Я слышу гудение крови в ушах. Я с рычанием бросаюсь на него, обхватываю руками его тощую безобразную шею и толкаю, пока он не упирается в стену. Я отвожу назад кулак, приготовившись вмазать ему по лицу. Мне хочется ударить его один раз, всего один раз. К черту святое боксерское братство. В этот удар я вложу всю силу и отвечу им на все побои, которые терпел я, на удары и пинки, доставшиеся Доктору в лицо, бока и живот. Одного удара будет достаточно, чтобы отомстить за все несправедливые побои, что каждый год выносят тысячи людей в этой Богом забытой стране.
Я хочу ударить его, но он стар и немощен. Я помню об обещании, данном отцу, и заставляю себя опустить кулак. Вместо этого я плюю ему в лицо и выхожу из класса.
Пройдя примерно половину коридора, я слышу, как меня зовет по имени господин Язди. Обернувшись, я вижу, что он подходит ко мне сзади. Он поднял руку и собирается нанести мне коварный удар.
— С меня довольно. Ударьте меня, и этот день станет последним в вашей жалкой гребаной жизни.
Господин Язди отступает на шаг. Я различаю страх в его глазах. Он умный человек. Он не станет бороться со мной — не сейчас, не на глазах ребят, наблюдающих за нами. Он велит мне идти к нему в кабинет. Я вижу, как к нам бежит Ахмед. Господин Язди отрывисто говорит ему, чтобы убирался. Ахмед не обращает внимания и шагает рядом со мной.
Когда мы входим, господин Моради хлопочет около учителя математики. Я жду, что воспитатель достанет свою линейку, но вместо этого он подходит ко мне и сочувственно шепчет, что мне не следовало этого делать.
— Почему ты не остановил его? — спрашивает он Ахмеда.
— Все произошло слишком быстро, — отвечает тот.
— Оскорбление учителя — самое худшее, что может совершить ученик, — ты это понимаешь? — сердито выкрикивает господин Язди. — У меня не остается выбора, как только исключить тебя. С таким проступком в характеристике тебя не примут ни в одну школу. Мои поздравления! Ты только что разрушил собственную жизнь.
— А мне наплевать! — кричу я в ответ.
Господин Язди делает шаг ко мне, но передумывает. Ахмед хватает его за рукав и говорит, что хочет побеседовать наедине с ним и господином Кермани.

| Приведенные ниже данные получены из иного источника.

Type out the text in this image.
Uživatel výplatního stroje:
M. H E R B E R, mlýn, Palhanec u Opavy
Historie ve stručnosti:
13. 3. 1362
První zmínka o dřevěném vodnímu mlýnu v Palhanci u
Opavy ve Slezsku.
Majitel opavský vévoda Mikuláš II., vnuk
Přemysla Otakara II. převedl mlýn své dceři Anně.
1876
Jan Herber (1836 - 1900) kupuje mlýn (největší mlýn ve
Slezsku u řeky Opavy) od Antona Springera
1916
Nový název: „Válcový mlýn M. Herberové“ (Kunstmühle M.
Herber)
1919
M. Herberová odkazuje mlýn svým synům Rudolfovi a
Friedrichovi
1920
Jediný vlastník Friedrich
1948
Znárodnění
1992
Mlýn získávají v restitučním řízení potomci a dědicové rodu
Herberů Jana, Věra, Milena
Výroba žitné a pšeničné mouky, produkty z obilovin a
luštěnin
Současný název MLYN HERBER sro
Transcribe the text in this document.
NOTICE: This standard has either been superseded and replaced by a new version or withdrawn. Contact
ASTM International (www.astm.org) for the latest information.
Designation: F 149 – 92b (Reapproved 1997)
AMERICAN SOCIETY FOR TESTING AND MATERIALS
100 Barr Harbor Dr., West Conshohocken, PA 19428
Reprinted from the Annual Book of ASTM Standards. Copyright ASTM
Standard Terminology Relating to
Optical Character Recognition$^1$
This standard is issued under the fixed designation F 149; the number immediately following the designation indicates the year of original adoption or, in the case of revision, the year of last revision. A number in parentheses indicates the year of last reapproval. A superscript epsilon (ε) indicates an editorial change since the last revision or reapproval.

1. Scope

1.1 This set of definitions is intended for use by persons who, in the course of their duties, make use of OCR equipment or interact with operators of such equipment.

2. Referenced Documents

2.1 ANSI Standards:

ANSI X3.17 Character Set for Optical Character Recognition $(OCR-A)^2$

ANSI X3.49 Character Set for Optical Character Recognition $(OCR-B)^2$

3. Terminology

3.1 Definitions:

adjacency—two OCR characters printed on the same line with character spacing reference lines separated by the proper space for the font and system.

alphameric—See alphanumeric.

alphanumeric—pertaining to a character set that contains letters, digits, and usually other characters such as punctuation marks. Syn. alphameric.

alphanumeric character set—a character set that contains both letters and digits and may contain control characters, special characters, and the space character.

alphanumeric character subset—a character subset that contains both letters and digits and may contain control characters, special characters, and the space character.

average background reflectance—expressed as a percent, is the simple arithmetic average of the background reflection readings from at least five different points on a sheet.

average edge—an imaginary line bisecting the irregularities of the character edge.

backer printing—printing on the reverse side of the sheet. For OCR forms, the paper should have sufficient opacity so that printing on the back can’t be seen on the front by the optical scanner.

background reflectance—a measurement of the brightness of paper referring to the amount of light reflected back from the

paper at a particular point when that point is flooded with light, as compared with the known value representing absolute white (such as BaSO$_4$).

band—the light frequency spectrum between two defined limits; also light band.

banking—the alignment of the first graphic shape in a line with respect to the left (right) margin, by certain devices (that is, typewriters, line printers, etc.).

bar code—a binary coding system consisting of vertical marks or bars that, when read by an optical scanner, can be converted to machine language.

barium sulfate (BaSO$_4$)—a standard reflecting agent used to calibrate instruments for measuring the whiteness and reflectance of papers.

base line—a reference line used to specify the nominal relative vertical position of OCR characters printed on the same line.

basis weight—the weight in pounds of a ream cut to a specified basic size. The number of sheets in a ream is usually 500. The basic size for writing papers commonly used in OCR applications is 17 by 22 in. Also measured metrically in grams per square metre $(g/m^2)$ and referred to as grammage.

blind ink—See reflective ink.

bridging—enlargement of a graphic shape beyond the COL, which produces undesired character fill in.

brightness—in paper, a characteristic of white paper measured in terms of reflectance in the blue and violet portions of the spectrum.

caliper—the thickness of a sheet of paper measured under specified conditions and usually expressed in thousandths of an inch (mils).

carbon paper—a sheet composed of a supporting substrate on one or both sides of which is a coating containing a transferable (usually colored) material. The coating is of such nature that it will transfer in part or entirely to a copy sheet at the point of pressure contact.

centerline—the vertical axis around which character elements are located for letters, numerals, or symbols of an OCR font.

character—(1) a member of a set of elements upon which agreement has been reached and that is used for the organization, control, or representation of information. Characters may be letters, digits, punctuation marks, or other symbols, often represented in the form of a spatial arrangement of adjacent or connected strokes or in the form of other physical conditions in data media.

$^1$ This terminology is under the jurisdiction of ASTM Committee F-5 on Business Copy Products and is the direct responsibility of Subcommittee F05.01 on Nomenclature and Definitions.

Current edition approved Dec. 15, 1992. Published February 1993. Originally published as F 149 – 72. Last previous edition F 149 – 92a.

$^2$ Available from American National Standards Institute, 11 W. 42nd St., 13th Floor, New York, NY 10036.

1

Они отходят в противоположный угол комнаты, господин Язди все больше и больше распаляется. Ахмед оборачивается и подмигивает мне. Потом господин Язди и учитель по математике отходят в другой угол и шепотом обсуждают ситуацию. Наконец господин Язди кричит нам:
— Убирайтесь отсюда к черту!
Мы направляемся к двери, но он окликает меня:
— Не приходи в школу три дня. И скажи отцу, что завтра я хочу его видеть.

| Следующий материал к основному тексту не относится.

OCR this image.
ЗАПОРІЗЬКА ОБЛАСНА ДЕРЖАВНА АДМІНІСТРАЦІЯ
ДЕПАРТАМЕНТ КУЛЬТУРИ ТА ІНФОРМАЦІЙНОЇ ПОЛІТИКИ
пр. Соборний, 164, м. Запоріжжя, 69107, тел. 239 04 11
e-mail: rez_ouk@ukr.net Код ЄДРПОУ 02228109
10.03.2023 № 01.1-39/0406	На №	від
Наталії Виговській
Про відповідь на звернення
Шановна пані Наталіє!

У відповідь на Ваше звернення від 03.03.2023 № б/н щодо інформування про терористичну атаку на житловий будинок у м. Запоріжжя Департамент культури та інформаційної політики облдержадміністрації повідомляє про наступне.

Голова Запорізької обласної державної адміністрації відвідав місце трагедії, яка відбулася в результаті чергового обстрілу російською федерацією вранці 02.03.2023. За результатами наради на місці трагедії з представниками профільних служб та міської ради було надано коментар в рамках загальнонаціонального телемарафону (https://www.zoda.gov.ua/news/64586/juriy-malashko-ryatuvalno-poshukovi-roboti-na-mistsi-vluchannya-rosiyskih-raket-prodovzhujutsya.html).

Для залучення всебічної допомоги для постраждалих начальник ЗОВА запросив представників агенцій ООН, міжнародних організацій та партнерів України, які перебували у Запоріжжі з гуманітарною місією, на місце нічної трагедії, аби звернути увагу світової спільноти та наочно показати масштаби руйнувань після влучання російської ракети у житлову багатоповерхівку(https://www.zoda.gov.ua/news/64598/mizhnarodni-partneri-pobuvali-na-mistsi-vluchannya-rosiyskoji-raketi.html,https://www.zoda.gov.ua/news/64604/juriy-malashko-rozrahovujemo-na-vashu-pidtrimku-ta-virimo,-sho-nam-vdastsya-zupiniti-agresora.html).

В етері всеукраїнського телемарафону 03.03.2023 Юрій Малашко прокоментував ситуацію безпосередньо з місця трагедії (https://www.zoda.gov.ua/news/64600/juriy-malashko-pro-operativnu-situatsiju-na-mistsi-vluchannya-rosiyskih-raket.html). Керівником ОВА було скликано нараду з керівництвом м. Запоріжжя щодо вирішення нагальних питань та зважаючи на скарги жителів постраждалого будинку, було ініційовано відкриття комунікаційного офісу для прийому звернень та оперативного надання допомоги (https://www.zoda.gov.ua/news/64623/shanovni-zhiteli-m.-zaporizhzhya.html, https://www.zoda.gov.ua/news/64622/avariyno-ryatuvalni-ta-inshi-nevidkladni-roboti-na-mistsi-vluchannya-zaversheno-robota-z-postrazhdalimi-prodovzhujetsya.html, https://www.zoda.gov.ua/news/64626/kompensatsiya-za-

— Скажите ему сами, — отвечаю я и выхожу вон.
В коридоре множество учеников, все приветствуют нас радостными возгласами. Я хочу поблагодарить их за поддержку, но Ахмед хватает меня за руку и утаскивает прочь.

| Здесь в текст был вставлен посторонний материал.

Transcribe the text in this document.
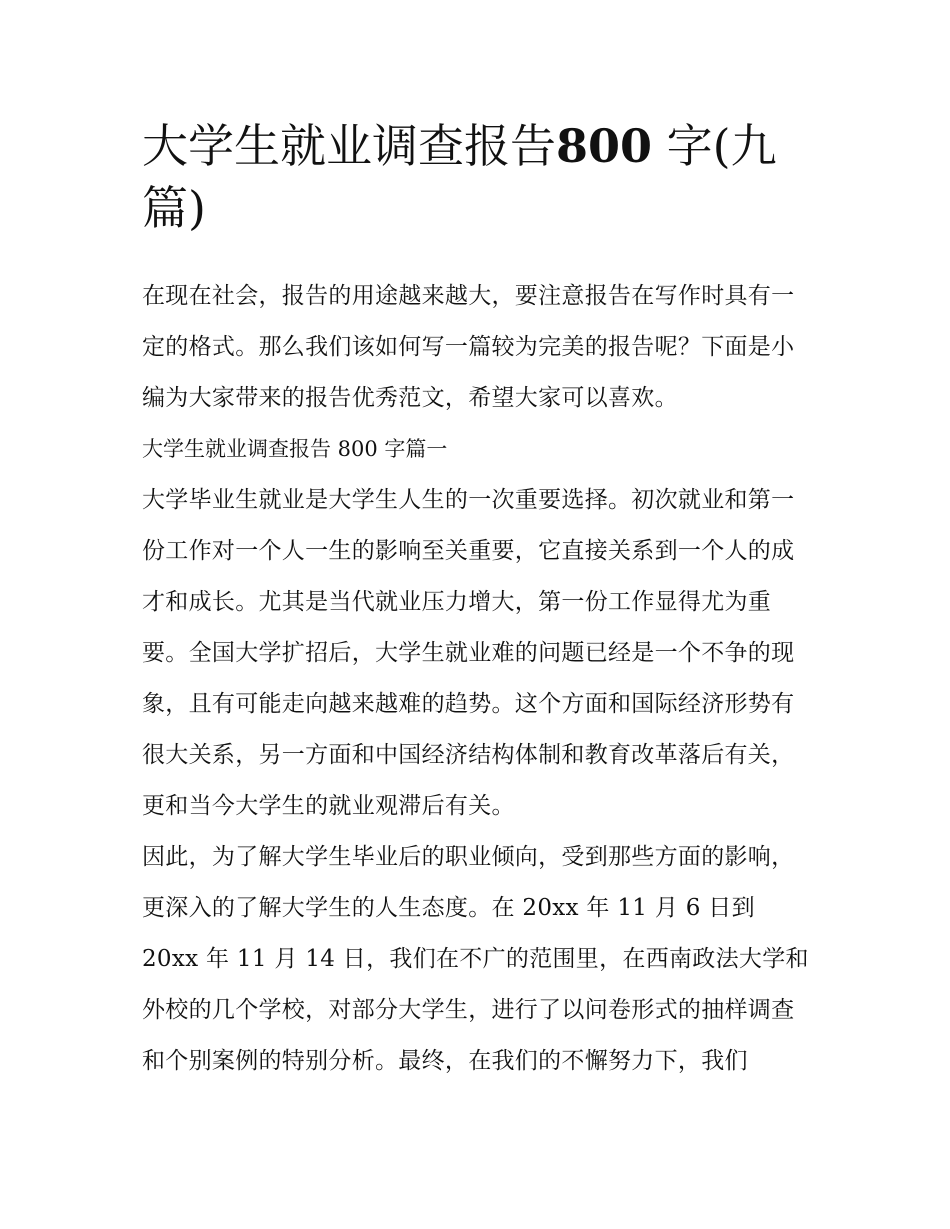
大学生就业调查报告800 字(九篇)

在现在社会，报告的用途越来越大，要注意报告在写作时具有一定的格式。那么我们该如何写一篇较为完美的报告呢？下面是小编为大家带来的报告优秀范文，希望大家可以喜欢。

大学生就业调查报告 800 字篇一

大学毕业生就业是大学生人生的一次重要选择。初次就业和第一份工作对一个人一生的影响至关重要，它直接关系到一个人的成才和成长。尤其是当代就业压力增大，第一份工作显得尤为重要。全国大学扩招后，大学生就业难的问题已经是一个不争的现象，且有可能走向越来越难的趋势。这个方面和国际经济形势有很大关系，另一方面和中国经济结构体制和教育改革落后有关，更和当今大学生的就业观滞后有关。

因此，为了解大学生毕业后的职业倾向，受到那些方面的影响，更深入的了解大学生的人生态度。在 20xx 年 11 月 6 日到 20xx 年 11 月 14 日，我们在不广的范围里，在西南政法大学和外校的几个学校，对部分大学生，进行了以问卷形式的抽样调查和个别案例的特别分析。最终，在我们的不懈努力下，我们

— Что вы там обсуждали в углу? — спрашиваю я.
Он бросает на меня косой взгляд на ходу. Когда мы уже далеко от кабинета, он останавливается и вопит:
— Что, черт побери, с тобой случилось? Ты решил окончательно загубить свое будущее? У меня есть право знать о той ерунде, которой ты занимаешься в последнее время.
— Отстань, — говорю я. — Я их ненавижу. Ненавижу их всех. Они убили Доктора. Это был не только САВАК. Вся никчемная система, эта проклятая страна и чертов народ, который не может действовать сообща, чтобы свергнуть тирана. Мы все — стадо трусов, а иначе вышли бы на улицы с протестом против его ареста в ту ночь, когда я выдал его. Тогда, может быть, он был бы еще жив.
Ахмед пытается положить мне руку на плечо и успокоить меня, но я сбрасываю его руку и решительно выхожу из школы.